The challenge was to design and develop an intelligent machine based on one of the following themes: The Connected Home, Gamification of Dyson Products and Accessibility through Usability. And do it all in 24 hours.
On average participants slept for just two hours during the event, wrote over 6,000 lines of code, and consumed more than 500 energy drinks and coffee.
The winning group in the UK modified a Jake Dyson CSYS light, by augmenting its motors drive mechanism, connecting these to an Arduino electronics board and using computer programming to transfer data to the light. The result meant that the machine could register and draw highly detailed images, including a portrait of Jake Dyson himself.
Darren Lewis, mechatronics design engineer, said: “We first converted an image into line paths that a pen could trace. Position co-ordinates describing the paths were then sent from a laptop to an Arduino electronic board which drives three motors controlling movement on a modified Dyson CSYS light. The pen is coupled to our motors via our inventive drive mechanism which uses only one belt to control both the vertical and horizontal movements.”
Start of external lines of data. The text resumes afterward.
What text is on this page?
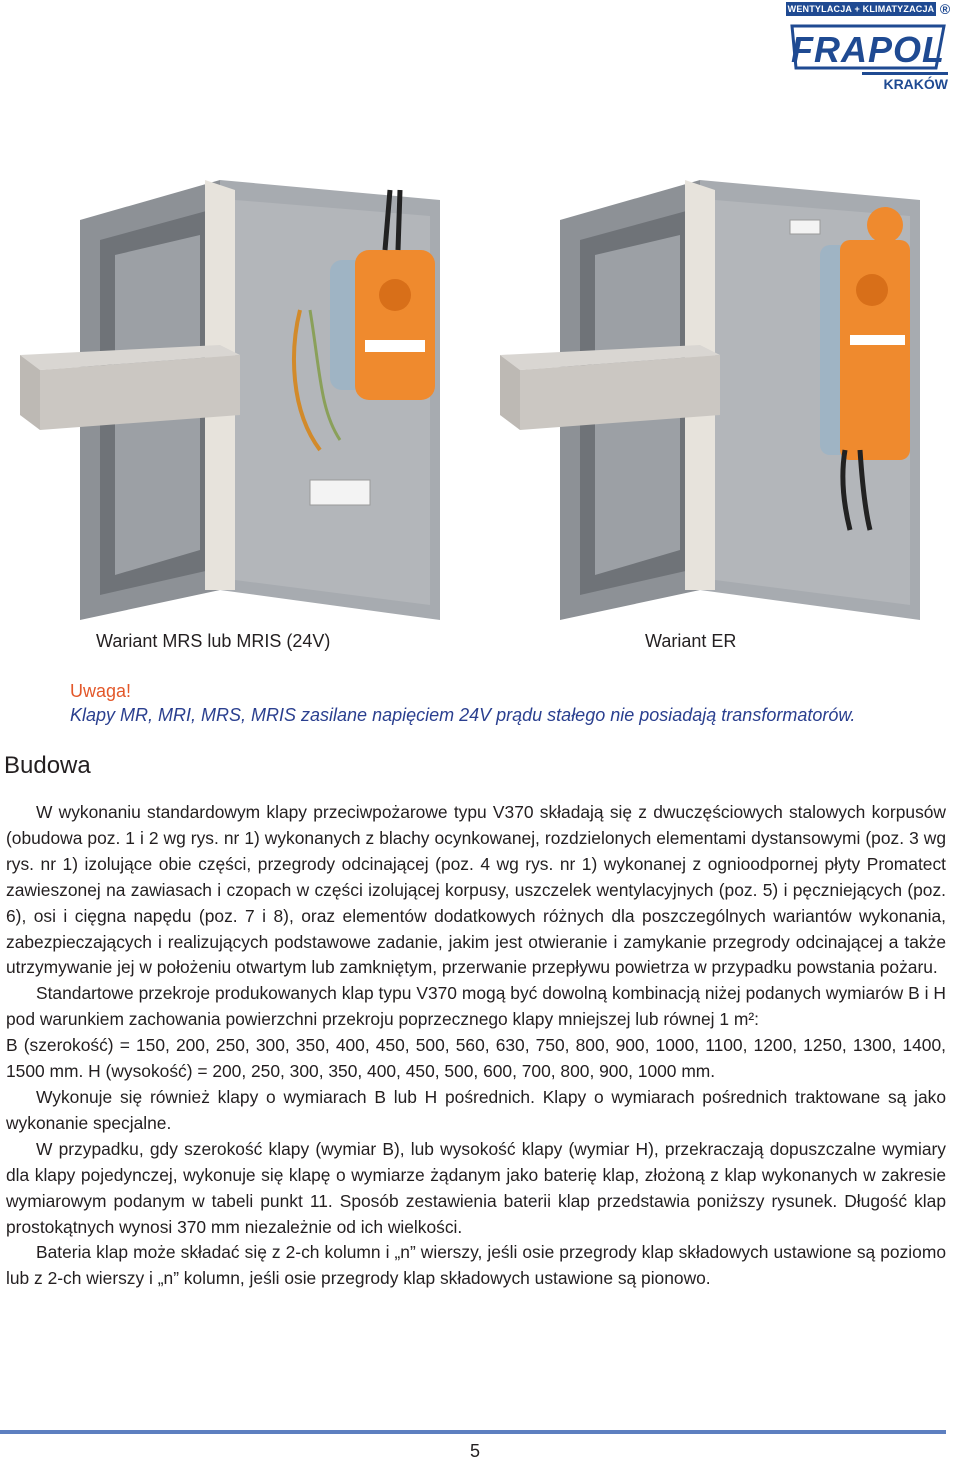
WENTYLACJA + KLIMATYZACJA ®
FRAPOL
KRAKÓW
Wariant MRS lub MRIS (24V)	Wariant ER
Uwaga!
Klapy MR, MRI, MRS, MRIS zasilane napięciem 24V prądu stałego nie posiadają transformatorów.
Budowa

W wykonaniu standardowym klapy przeciwpożarowe typu V370 składają się z dwuczęściowych stalowych korpusów (obudowa poz. 1 i 2 wg rys. nr 1) wykonanych z blachy ocynkowanej, rozdzielonych elementami dystansowymi (poz. 3 wg rys. nr 1) izolujące obie części, przegrody odcinającej (poz. 4 wg rys. nr 1) wykonanej z ognioodpornej płyty Promatect zawieszonej na zawiasach i czopach w części izolującej korpusy, uszczelek wentylacyjnych (poz. 5) i pęczniejących (poz. 6), osi i cięgna napędu (poz. 7 i 8), oraz elementów dodatkowych różnych dla poszczególnych wariantów wykonania, zabezpieczających i realizujących podstawowe zadanie, jakim jest otwieranie i zamykanie przegrody odcinającej a także utrzymywanie jej w położeniu otwartym lub zamkniętym, przerwanie przepływu powietrza w przypadku powstania pożaru.

Standartowe przekroje produkowanych klap typu V370 mogą być dowolną kombinacją niżej podanych wymiarów B i H pod warunkiem zachowania powierzchni przekroju poprzecznego klapy mniejszej lub równej 1 m²:

B (szerokość) = 150, 200, 250, 300, 350, 400, 450, 500, 560, 630, 750, 800, 900, 1000, 1100, 1200, 1250, 1300, 1400, 1500 mm. H (wysokość) = 200, 250, 300, 350, 400, 450, 500, 600, 700, 800, 900, 1000 mm.

Wykonuje się również klapy o wymiarach B lub H pośrednich. Klapy o wymiarach pośrednich traktowane są jako wykonanie specjalne.

W przypadku, gdy szerokość klapy (wymiar B), lub wysokość klapy (wymiar H), przekraczają dopuszczalne wymiary dla klapy pojedynczej, wykonuje się klapę o wymiarze żądanym jako baterię klap, złożoną z klap wykonanych w zakresie wymiarowym podanym w tabeli punkt 11. Sposób zestawienia baterii klap przedstawia poniższy rysunek. Długość klap prostokątnych wynosi 370 mm niezależnie od ich wielkości.

Bateria klap może składać się z 2-ch kolumn i „n” wierszy, jeśli osie przegrody klap składowych ustawione są poziomo lub z 2-ch wierszy i „n” kolumn, jeśli osie przegrody klap składowych ustawione są pionowo.

5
Other projects included smart home sensory systems able to detect individuals within different rooms using cluedo algorithms, and virtual reality worlds which used 3D imagery mapping from pictures taken by a drone. One group built an app, which was connected to a Raspberry Pi, and able to play ‘I spy with my little eye’ with the user, by automatically selecting an object in a room and sending clues to a smart phone.